Amir's review showed the Atom delivering 0.25 W into 300 ohms at high gain (no clipping). That's 29 mA of current and 8.6 V. If he used a 2V input for the test, the max gain ratio was 2:8.6 which is 20*log(8.6/2) = +12.6 dB.
If the input voltage were only 1V, that's cut in half, which means the output voltage would be cut in half, which is 4.3 V. This is enough voltage to drive Sennheiser HD600 beyond hearing-damaging levels (115 dB SPL).
Simlar calculations suggest that with a 30 ohm load, the max Atom voltage output is 6 V. That is, the Atom is current limited. Half of this is 3 V which still drives an HD600 to about 112 dB.
In short, it looks like the Atom has enough gain to drive low voltage sensitivity headphones to ear-splitting levels, even if the input is limited to 1.0 V.
Half the voltage is 1/4 the power (into the same load).

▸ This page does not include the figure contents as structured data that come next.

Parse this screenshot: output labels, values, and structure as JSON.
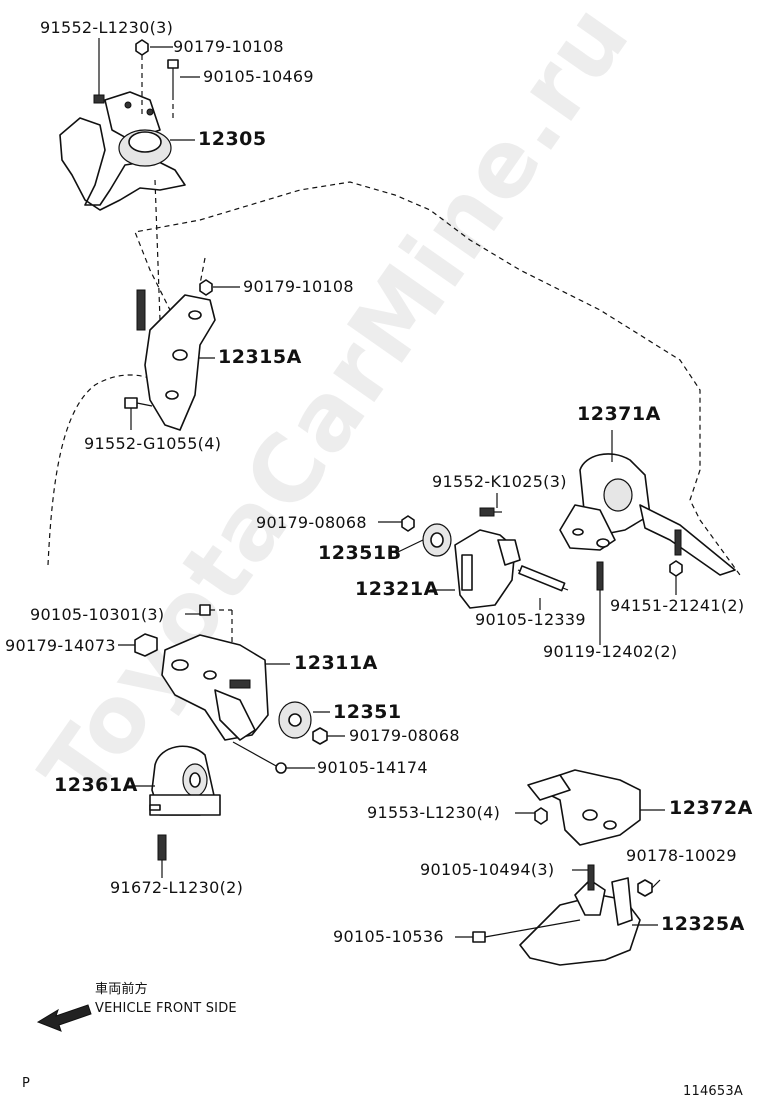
{
  "watermark": "ToyotaCarMine.ru",
  "parts": {
    "p91552_L1230": "91552-L1230(3)",
    "p90179_10108_a": "90179-10108",
    "p90105_10469": "90105-10469",
    "p12305": "12305",
    "p90179_10108_b": "90179-10108",
    "p12315A": "12315A",
    "p91552_G1055": "91552-G1055(4)",
    "p12371A": "12371A",
    "p91552_K1025": "91552-K1025(3)",
    "p90179_08068_a": "90179-08068",
    "p12351B": "12351B",
    "p12321A": "12321A",
    "p90105_12339": "90105-12339",
    "p94151_21241": "94151-21241(2)",
    "p90119_12402": "90119-12402(2)",
    "p90105_10301": "90105-10301(3)",
    "p90179_14073": "90179-14073",
    "p12311A": "12311A",
    "p12351": "12351",
    "p90179_08068_b": "90179-08068",
    "p90105_14174": "90105-14174",
    "p12361A": "12361A",
    "p91672_L1230": "91672-L1230(2)",
    "p91553_L1230": "91553-L1230(4)",
    "p12372A": "12372A",
    "p90105_10494": "90105-10494(3)",
    "p90178_10029": "90178-10029",
    "p90105_10536": "90105-10536",
    "p12325A": "12325A"
  },
  "legend": {
    "jp": "車両前方",
    "en": "VEHICLE FRONT SIDE"
  },
  "corner_left": "P",
  "figure_id": "114653A",
  "icons": [
    "front-arrow-icon"
  ]
}
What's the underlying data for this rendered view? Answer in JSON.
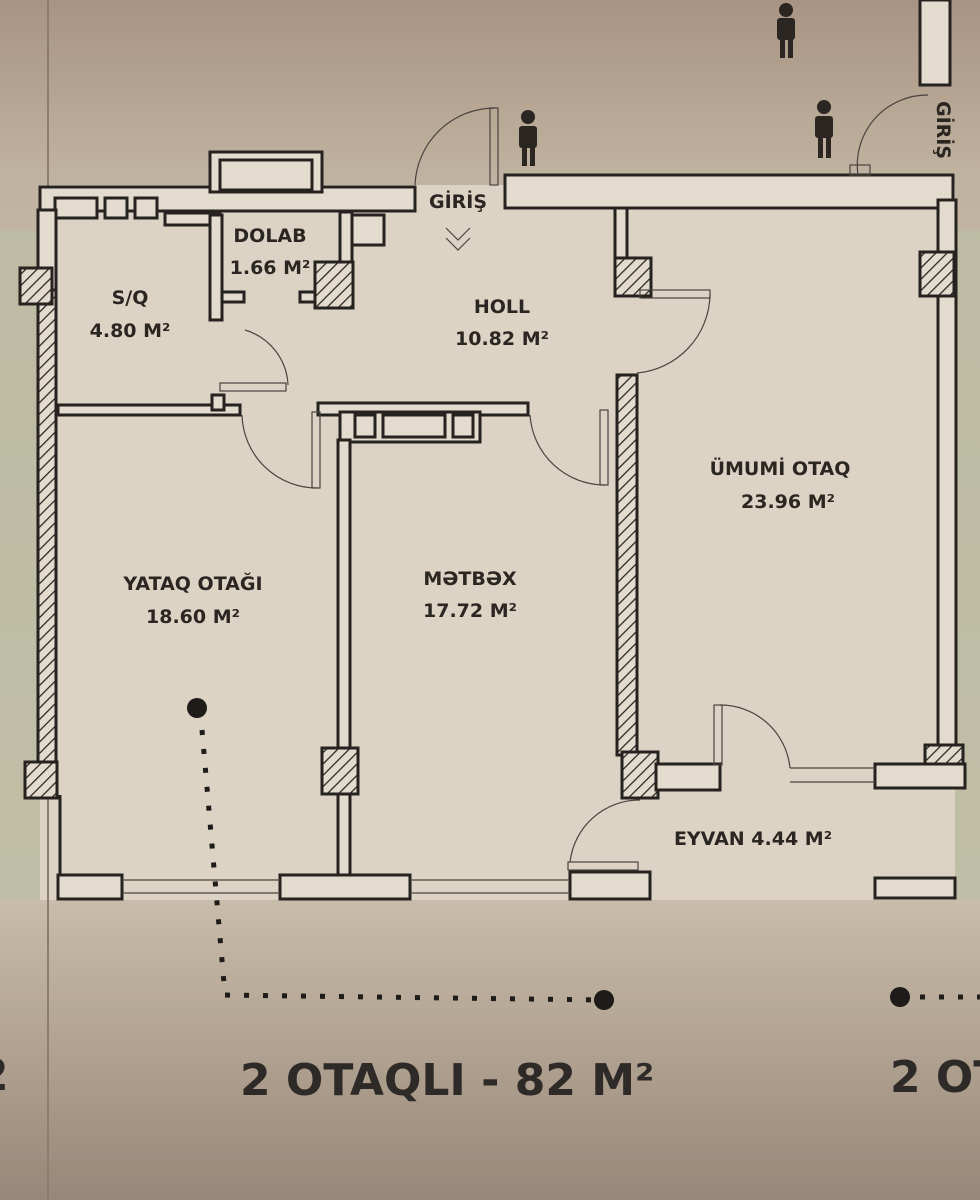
{
  "plan": {
    "entrance_top": "GİRİŞ",
    "entrance_side": "GİRİŞ",
    "rooms": {
      "dolab": {
        "name": "DOLAB",
        "area": "1.66 M²"
      },
      "sq": {
        "name": "S/Q",
        "area": "4.80 M²"
      },
      "holl": {
        "name": "HOLL",
        "area": "10.82 M²"
      },
      "umumi": {
        "name": "ÜMUMİ OTAQ",
        "area": "23.96 M²"
      },
      "yataq": {
        "name": "YATAQ OTAĞI",
        "area": "18.60 M²"
      },
      "metbex": {
        "name": "MƏTBƏX",
        "area": "17.72 M²"
      },
      "eyvan": {
        "name": "EYVAN 4.44 M²"
      }
    }
  },
  "caption": {
    "title": "2 OTAQLI - 82 M²",
    "next_partial": "2 OT",
    "prev_partial": "2"
  }
}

So for an input limited to 1.0 V, take Amir's power measurements and divide them by 4. That would be 250/4 = 63 mW into 300 ohm and 1100/4 = 275 mW into 33 ohm.
PS: I just noticed that my calculations, which I backed into from Amir's measurements, are almost the same as the figures
@NTK posted above from the Atom specs published by JDS.